News  

Jangan Terus Peras Rakyat, Dosen FH UAD Yogyakarta Desak Pemerintah Pangkas Lembaga tak Efisien

Sobirin Malian (Dok Pribadi)

Dosen Fakultas Hukum Universitas Ahmad Dahlan (UAD) Yogyakarta, Sobirin Malian, melontarkan kritik keras terhadap arah kebijakan fiskal pemerintah yang dinilai terlalu bergantung pada kenaikan pajak dan pungutan baru untuk menutup defisit anggaran negara.

Menurut Sobirin, pemerintah seharusnya lebih dahulu melakukan pembenahan internal dengan memangkas birokrasi gemuk dan membubarkan lembaga-lembaga yang dianggap tidak efektif dibanding terus membebani masyarakat.

“Setiap kali kas negara seret, formula yang dipakai selalu sama, naikkan pajak, pangkas subsidi, atau bikin pungutan baru. Rakyat terus dijadikan bantalan untuk menutupi defisit APBN,” ujar Sobirin dalam keterangannya, Rabu (13/5/2026).

Ia menilai kritik mantan Menteri Kelautan dan Perikanan Susi Pudjiastuti terkait pembubaran lembaga negara yang tidak efisien merupakan tamparan serius bagi tata kelola pemerintahan saat ini.

Menurut Sobirin, persoalan utama fiskal negara bukan semata minimnya pemasukan, melainkan buruknya pengeluaran negara akibat birokrasi yang dinilai terlalu gemuk, lambat, dan rawan korupsi.

Ia menyebut banyak lembaga dan badan negara dibentuk lebih karena kepentingan politik dibanding kebutuhan pelayanan publik.

“Anggaran negara habis bukan untuk pembangunan, tetapi untuk memberi makan lembaga-lembaga tumpang tindih yang miskin output,” katanya.

Sobirin juga menyoroti banyaknya regulasi yang justru membebani pelaku usaha kecil dan sektor produksi rakyat. Ia menilai birokrasi yang tidak efektif cenderung memproduksi aturan berlapis demi mempertahankan eksistensi kelembagaannya.

“Kondisi ini membuat UMKM, petani, dan petambak menjadi korban regulasi yang berlebihan,” ujarnya.

Dalam pandangannya, langkah efisiensi yang pernah dilakukan Susi Pudjiastuti saat memimpin Kementerian Kelautan dan Perikanan bisa menjadi contoh konkret.

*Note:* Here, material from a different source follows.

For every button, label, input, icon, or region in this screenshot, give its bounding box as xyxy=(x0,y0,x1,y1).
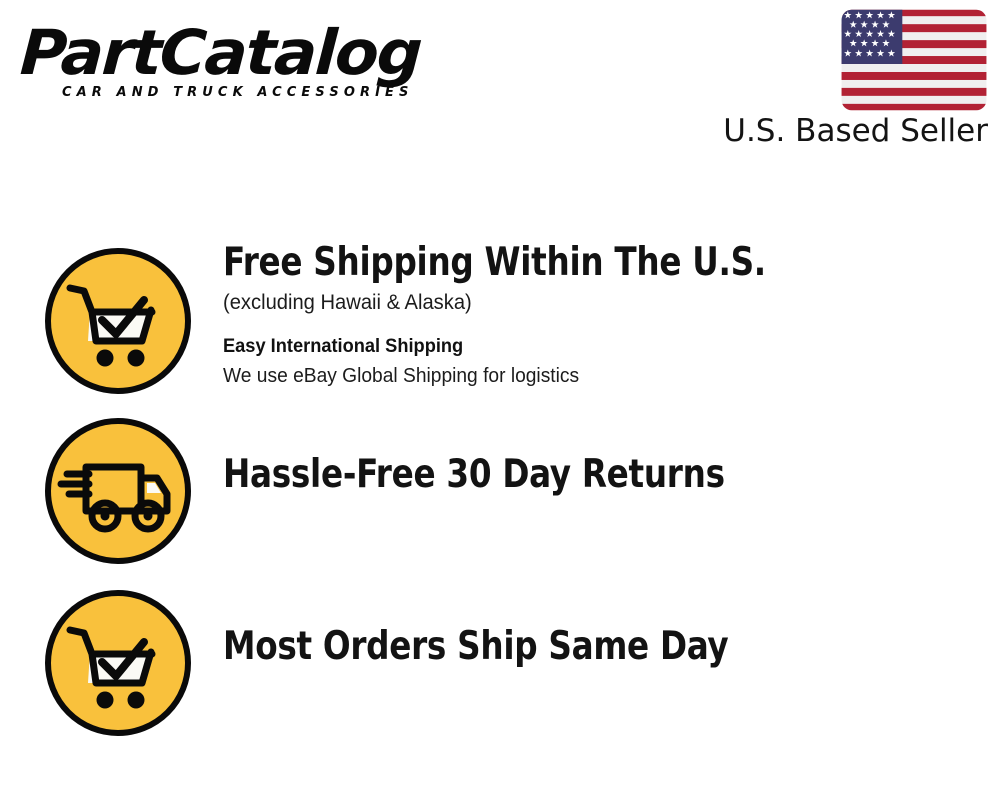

Sobirin menilai kebijakan pemotongan anggaran secara mandiri yang dilakukan Susi menunjukkan efisiensi tidak selalu menurunkan kinerja pemerintahan.

Ia pun mendorong pemerintah menerapkan konsep Kabinet Zaken, yakni pemerintahan yang diisi oleh kalangan profesional dan teknokrat, bukan sekadar kompromi politik kekuasaan.

“Lembaga negara harus diukur dari fungsi, bukan sekadar akomodasi politik. Jika tidak efektif, harus berani dievaluasi bahkan dibubarkan,” tegasnya.

Sobirin menambahkan, pemerintah perlu melakukan audit menyeluruh terhadap efektivitas kementerian dan lembaga negara agar APBN tidak terus terbebani pemborosan birokrasi.

“Negara jangan bermental seperti lintah yang hanya tahu menghisap darah rakyatnya. Bersihkan dulu rumah tangga sendiri sebelum terus membebani masyarakat dengan pajak dan pungutan baru,” pungkasnya.